In an effort to stimulate its faltering economy, China has committed to lowering the amount of reserves that its banks are obliged to keep on hand as a kind of liquidity at the beginning of the following month.
As of February 5, the reserve ratio requirements for banks will be reduced by 50 basis points, resulting in the provision of one trillion yuan ($139.8 billion) in long-term capital. This was stated by Pan Gongsheng, the governor of the People's Bank of China (PBOC), during a press conference held in Beijing on Wednesday, January 24, as reported by CNBC.
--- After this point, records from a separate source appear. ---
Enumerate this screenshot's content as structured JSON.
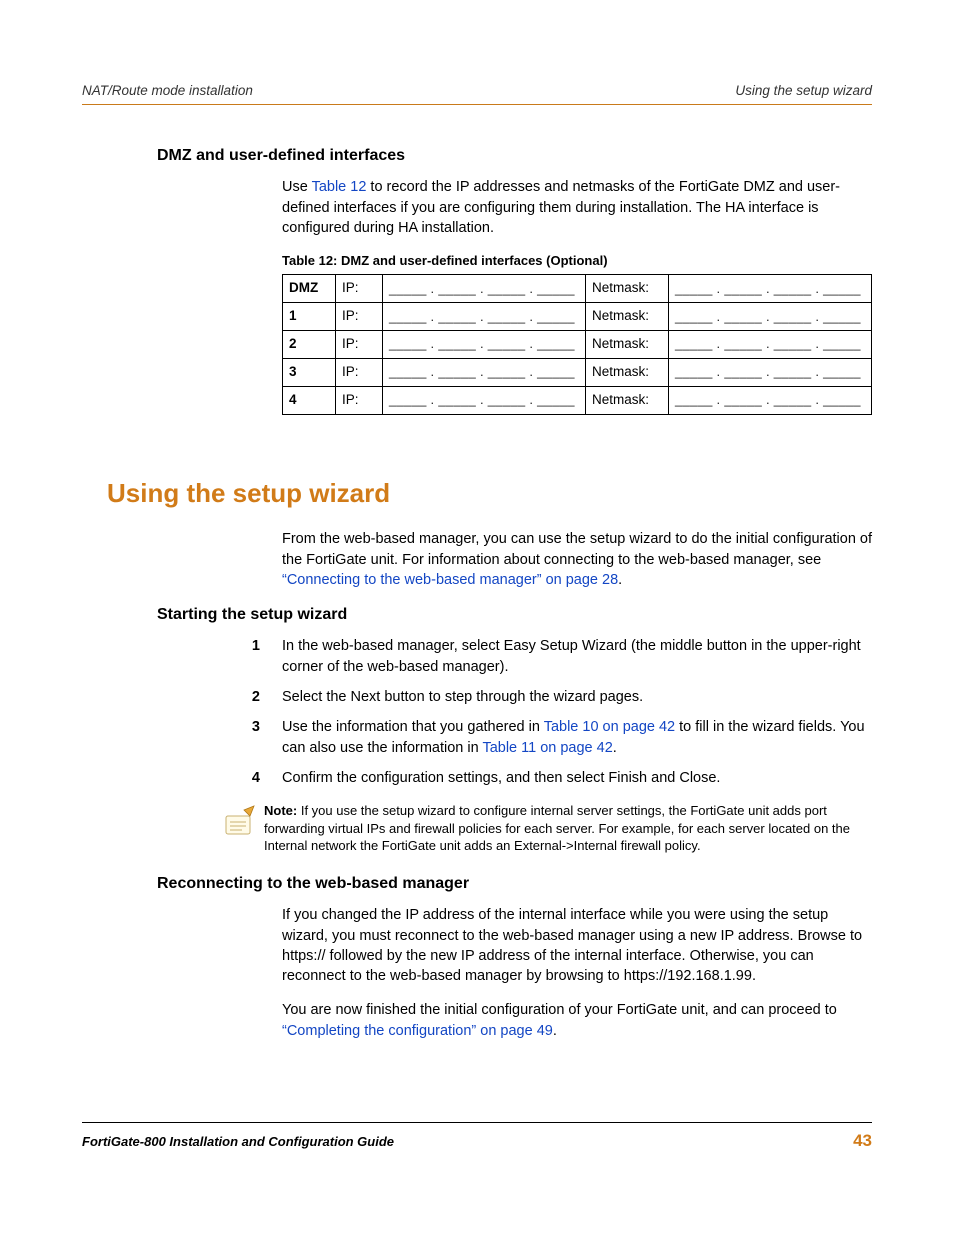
{
  "header": {
    "left": "NAT/Route mode installation",
    "right": "Using the setup wizard"
  },
  "section1": {
    "heading": "DMZ and user-defined interfaces",
    "para_pre": "Use ",
    "para_link": "Table 12",
    "para_post": " to record the IP addresses and netmasks of the FortiGate DMZ and user-defined interfaces if you are configuring them during installation. The HA interface is configured during HA installation."
  },
  "table": {
    "caption": "Table 12: DMZ and user-defined interfaces (Optional)",
    "rows": [
      "DMZ",
      "1",
      "2",
      "3",
      "4"
    ],
    "ip_label": "IP:",
    "netmask_label": "Netmask:",
    "blank_pattern": "_____ . _____ . _____ . _____"
  },
  "chapter": {
    "heading": "Using the setup wizard",
    "para_pre": "From the web-based manager, you can use the setup wizard to do the initial configuration of the FortiGate unit. For information about connecting to the web-based manager, see ",
    "para_link": "“Connecting to the web-based manager” on page 28",
    "para_post": "."
  },
  "section2": {
    "heading": "Starting the setup wizard",
    "steps": [
      {
        "num": "1",
        "text_plain": "In the web-based manager, select Easy Setup Wizard (the middle button in the upper-right corner of the web-based manager)."
      },
      {
        "num": "2",
        "text_plain": "Select the Next button to step through the wizard pages."
      },
      {
        "num": "3",
        "pre": "Use the information that you gathered in ",
        "link1": "Table 10 on page 42",
        "mid": " to fill in the wizard fields. You can also use the information in ",
        "link2": "Table 11 on page 42",
        "post": "."
      },
      {
        "num": "4",
        "text_plain": "Confirm the configuration settings, and then select Finish and Close."
      }
    ],
    "note_label": "Note:",
    "note_body": " If you use the setup wizard to configure internal server settings, the FortiGate unit adds port forwarding virtual IPs and firewall policies for each server. For example, for each server located on the Internal network the FortiGate unit adds an External->Internal firewall policy."
  },
  "section3": {
    "heading": "Reconnecting to the web-based manager",
    "para1": "If you changed the IP address of the internal interface while you were using the setup wizard, you must reconnect to the web-based manager using a new IP address. Browse to https:// followed by the new IP address of the internal interface. Otherwise, you can reconnect to the web-based manager by browsing to https://192.168.1.99.",
    "para2_pre": "You are now finished the initial configuration of your FortiGate unit, and can proceed to ",
    "para2_link": "“Completing the configuration” on page 49",
    "para2_post": "."
  },
  "footer": {
    "title": "FortiGate-800 Installation and Configuration Guide",
    "page": "43"
  }
}
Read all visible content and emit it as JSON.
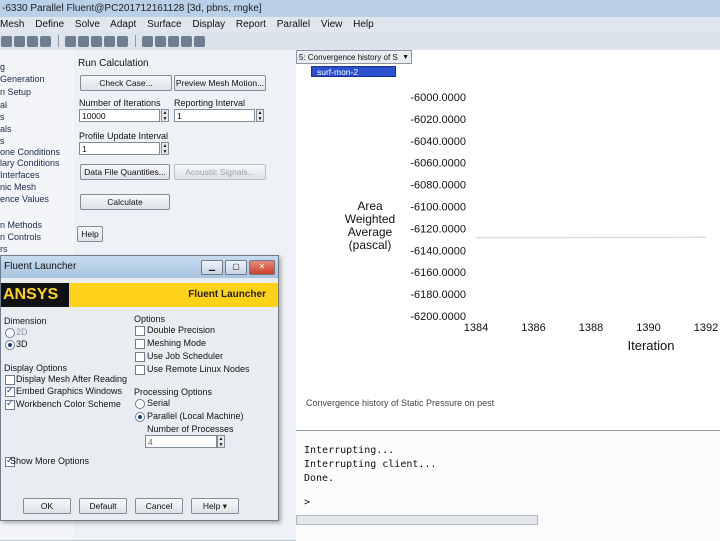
{
  "window": {
    "title": "-6330 Parallel Fluent@PC201712161128  [3d, pbns, rngke]"
  },
  "menu": [
    "Mesh",
    "Define",
    "Solve",
    "Adapt",
    "Surface",
    "Display",
    "Report",
    "Parallel",
    "View",
    "Help"
  ],
  "tree": {
    "items": [
      "g",
      "Generation",
      "n Setup",
      "al",
      "s",
      "als",
      "s",
      "one Conditions",
      "lary Conditions",
      "Interfaces",
      "nic Mesh",
      "ence Values",
      "n Methods",
      "n Controls",
      "rs"
    ]
  },
  "run_calc": {
    "heading": "Run Calculation",
    "check_case": "Check Case...",
    "preview_mesh": "Preview Mesh Motion...",
    "iterations_label": "Number of Iterations",
    "iterations_value": "10000",
    "reporting_label": "Reporting Interval",
    "reporting_value": "1",
    "profile_label": "Profile Update Interval",
    "profile_value": "1",
    "data_file": "Data File Quantities...",
    "acoustic": "Acoustic Signals...",
    "calculate": "Calculate",
    "help": "Help"
  },
  "chart_window": {
    "selector": "5: Convergence history of S",
    "caption": "Convergence history of Static Pressure on pest"
  },
  "chart_data": {
    "type": "line",
    "series": [
      {
        "name": "surf-mon-2",
        "x": [
          1384,
          1386,
          1388,
          1390,
          1392
        ],
        "y": [
          -6128.5,
          -6128.4,
          -6128.3,
          -6128.3,
          -6128.2
        ]
      }
    ],
    "xlabel": "Iteration",
    "ylabel": [
      "Area",
      "Weighted",
      "Average",
      "(pascal)"
    ],
    "xticks": [
      "1384",
      "1386",
      "1388",
      "1390",
      "1392"
    ],
    "yticks": [
      "-6000.0000",
      "-6020.0000",
      "-6040.0000",
      "-6060.0000",
      "-6080.0000",
      "-6100.0000",
      "-6120.0000",
      "-6140.0000",
      "-6160.0000",
      "-6180.0000",
      "-6200.0000"
    ],
    "xlim": [
      1384,
      1392
    ],
    "ylim": [
      -6200,
      -6000
    ],
    "legend": "top-left",
    "grid": false,
    "line_color": "#d9dde3"
  },
  "console": {
    "lines": "Interrupting...\nInterrupting client...\nDone.",
    "prompt": ">"
  },
  "launcher": {
    "title": "Fluent Launcher",
    "logo": "ANSYS",
    "brand": "Fluent  Launcher",
    "dimension_label": "Dimension",
    "dim_2d": "2D",
    "dim_3d": "3D",
    "display_options_label": "Display Options",
    "display_mesh": "Display Mesh After Reading",
    "embed_graphics": "Embed Graphics Windows",
    "workbench_color": "Workbench Color Scheme",
    "options_label": "Options",
    "double_precision": "Double Precision",
    "meshing_mode": "Meshing Mode",
    "use_job_scheduler": "Use Job Scheduler",
    "use_remote_linux": "Use Remote Linux Nodes",
    "processing_label": "Processing Options",
    "serial": "Serial",
    "parallel": "Parallel (Local Machine)",
    "num_processes_label": "Number of Processes",
    "num_processes_value": "4",
    "show_more": "Show More Options",
    "ok": "OK",
    "default": "Default",
    "cancel": "Cancel",
    "help": "Help"
  },
  "colors": {
    "legend_bg": "#2a4fcf",
    "chart_bg": "#ffffff",
    "ansys_yellow": "#ffd21a"
  }
}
Expanding Loan and Expenditure Capacity
This is the first cut implemented this year following two reductions in reserve requirements from the previous year. Additionally, the PBOC said on Wednesday that there is potential for additional monetary policy relaxation. Lowering the reserve requirements for banks would make it easier for lenders to lend more money, which will boost investment and expenditure across all businesses.
In 2023, the world's second-largest economy had growth of 5.2%, according to data that was revealed the previous week. This growth was much in accordance with official predictions. Its gross domestic product (GDP) print for the fourth quarter fell barely short of the median predictions of experts, which stood at 5.2%.
However, China's senior authorities have warned that the recovery would be "tortuous." Its rebound after the Covid crisis has been weak.
Some of China's biggest real estate developers are in deep debt, so the capital is trying to deleverage the industry while simultaneously encouraging development in certain areas. Consumer confidence has been roiled as a result of this and has increased financial risks.
The Chinese government committed on Monday, Jan. 22, to "strengthen the market's inherent stability" in the face of a decline in the nation's onshore and offshore stock markets.